Bi-primes discussion


#1

Did a little refactoring and logic adjustment. A little less seat of the pants in this one…

def is_prime(x):
  if x < 2: return False
  if x > 2:
    u = int(x ** 0.5) + 1
    n = 2
    while n < u:
      if x % n: 
        n += 1 if n == 2 else 2
        continue
      return False
  return True

def prime_factors(x):
  if is_prime(x): return "{} is Prime".format(x)
  factors = []
  u = int(x ** 0.5) + 1
  n = 2
  while n < u:
    y = x
    if is_prime(n):
      while y % n == 0:
        factors.append(n)
        y //= n
      if y != x and is_prime(y): factors.append(y)
    n += 1 if n == 2 else 2
  return factors

def semiPrimeDetector(x):
  return len(prime_factors(x)) == 2
print (3, prime_factors(3))
print (3, semiPrimeDetector(3))
print (69, prime_factors(69))
print (69, semiPrimeDetector(69))
print (89, prime_factors(89))
print (89, semiPrimeDetector(89))
Python 3.6.1 (default, Dec 2015, 13:05:11)
[GCC 4.8.2] on linux
 > 
 3 3 is Prime
 3 False
 69 [3, 23]
 69 True
 89 89 is Prime
 89 False
 >

https://repl.it/M4IF/4

Of course it is not ideal but it gives us a chance to view the ideal through this lens.
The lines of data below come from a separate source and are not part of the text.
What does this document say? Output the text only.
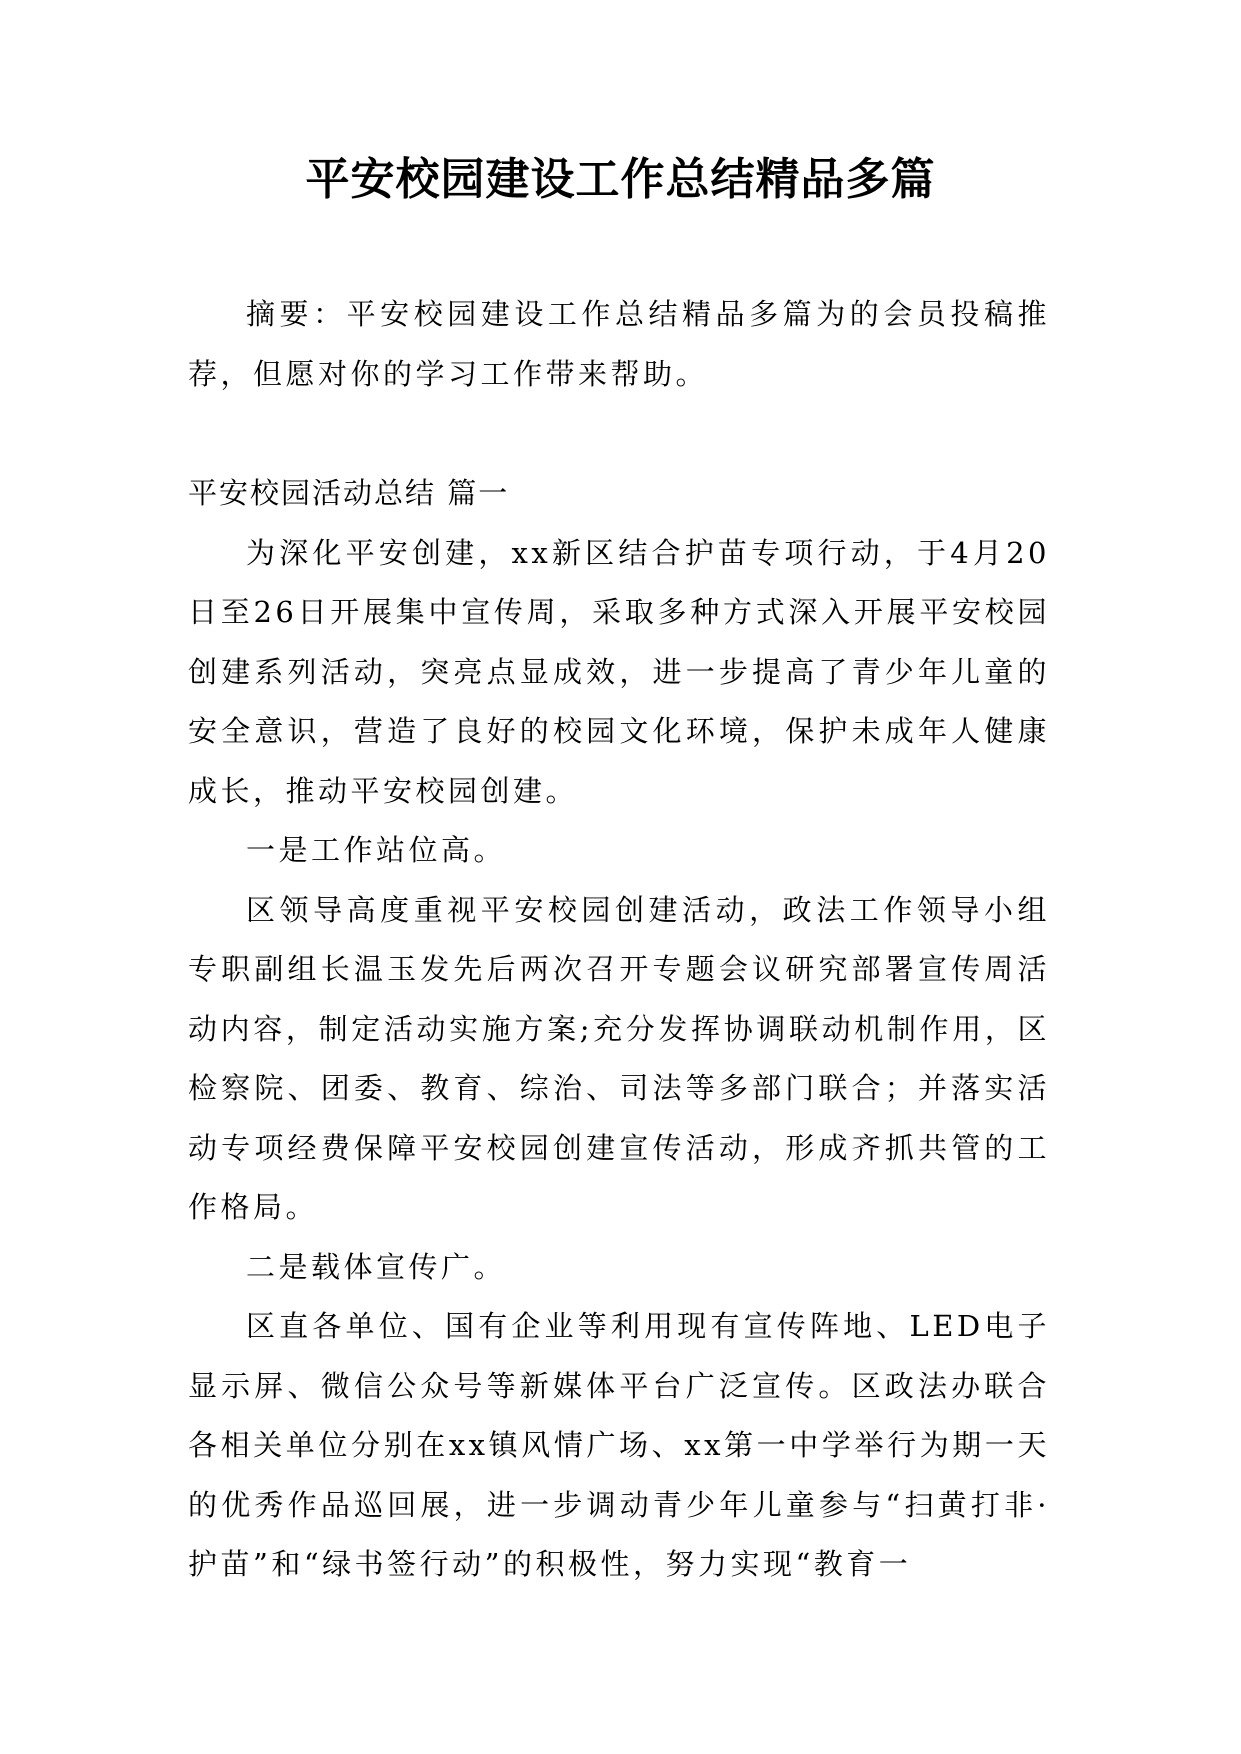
平安校园建设工作总结精品多篇

摘要：平安校园建设工作总结精品多篇为的会员投稿推荐，但愿对你的学习工作带来帮助。

平安校园活动总结 篇一

为深化平安创建，xx新区结合护苗专项行动，于4月20日至26日开展集中宣传周，采取多种方式深入开展平安校园创建系列活动，突亮点显成效，进一步提高了青少年儿童的安全意识，营造了良好的校园文化环境，保护未成年人健康成长，推动平安校园创建。

一是工作站位高。

区领导高度重视平安校园创建活动，政法工作领导小组专职副组长温玉发先后两次召开专题会议研究部署宣传周活动内容，制定活动实施方案;充分发挥协调联动机制作用，区检察院、团委、教育、综治、司法等多部门联合；并落实活动专项经费保障平安校园创建宣传活动，形成齐抓共管的工作格局。

二是载体宣传广。

区直各单位、国有企业等利用现有宣传阵地、LED电子显示屏、微信公众号等新媒体平台广泛宣传。区政法办联合各相关单位分别在xx镇风情广场、xx第一中学举行为期一天的优秀作品巡回展，进一步调动青少年儿童参与“扫黄打非·护苗”和“绿书签行动”的积极性，努力实现“教育一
What of it is fuzzy logic and where might there be need of recursion? Making this general construct more efficient is the next goal, but I suspect we will see improvements upon the themes in upcoming submissions.


[Challenge] Semi-Prime Numbers
#2

Moving on, rather than increment n and test for primeness in the prime_factors function, I’ve created a next_prime function to help with loading n up with a prime on every pass. Now I think the code is ready for the next level of the challenge.

def is_prime(x):
  if x < 2: return False
  if x > 2:
    u = int(x ** 0.5) + 1
    n = 2
    while n < u:
      if x % n: 
        n += 1 if n == 2 else 2
        continue
      return False
  return True

def next_prime(x):
  if x == 2: return 3
  n = x if x % 2 else x - 1
  while True:
    n += 2
    if is_prime(n): return n
def prime_factors(x):
  if is_prime(x): return "{} is Prime".format(x)
  factors = []
  u = int(x ** 0.5) + 1
  n = 2
  while n < u:
    y = x
    while y % n == 0:
      factors.append(n)
      y //= n
    if y != x and is_prime(y): factors.append(y)
    n = next_prime(n)
  return factors

def semiPrimeDetector(x):
  return len(prime_factors(x)) == 2

https://repl.it/M4IF/5

The program is pretty much self-explanatory at this point. The next trick will be to come up with a sequence generator to help with the count. Since I kind of suck at generators, any advice at this point would be welcome and appreciated.


#3

The above is flawed in that it detects false positives. Under 100, it returns True for 42, 66, and 78. The pair they all have in common is [2, 3] when they should be triplets,
[2, 3, 7], [2, 3, 11], and, [2, 3, 13], respectively. Still on the drawing board.

https://repl.it/M4IF/6

In the meantime, to get away from my own confirmation bias I decided to segue to a working solution that doesn’t try to do too much.

''' adapted from,
    http://www.sanfoundry.com/python-program-compute-prime-factors-integer/
    This adaptation returns only the distinct factors. Biprimes and perfect 
    squares are tested for by the caller.
    '''

def prime_factors(n):
  factors = []
  i = 1
  while i <= n:
    k = 0
    if n % i == 0:
      j = 1
      while j <= i:
        if i % j == 0:
          k += 1
        j += 1
      if k == 2:
        factors.append(i)
    i += 1
  return factors

end = ''' end adapted code '''
def semiPrimeDetector(x):
  n = prime_factors(x)
  return (len(n) > 1 and n[0] * n[1] == x) or n[0] ** 2 == x

def semiPrimeCount(x):
  count = 0
  for i in range(4, x + 1):
    if semiPrimeDetector(i):
      count += 1
  return count

https://repl.it/M87b

This one gives correct counts for both 30 and 100. It uses a cheat approach that arbitrarily truncates the left two items in the return list to test for biprimeness, or it tests for perfect squares.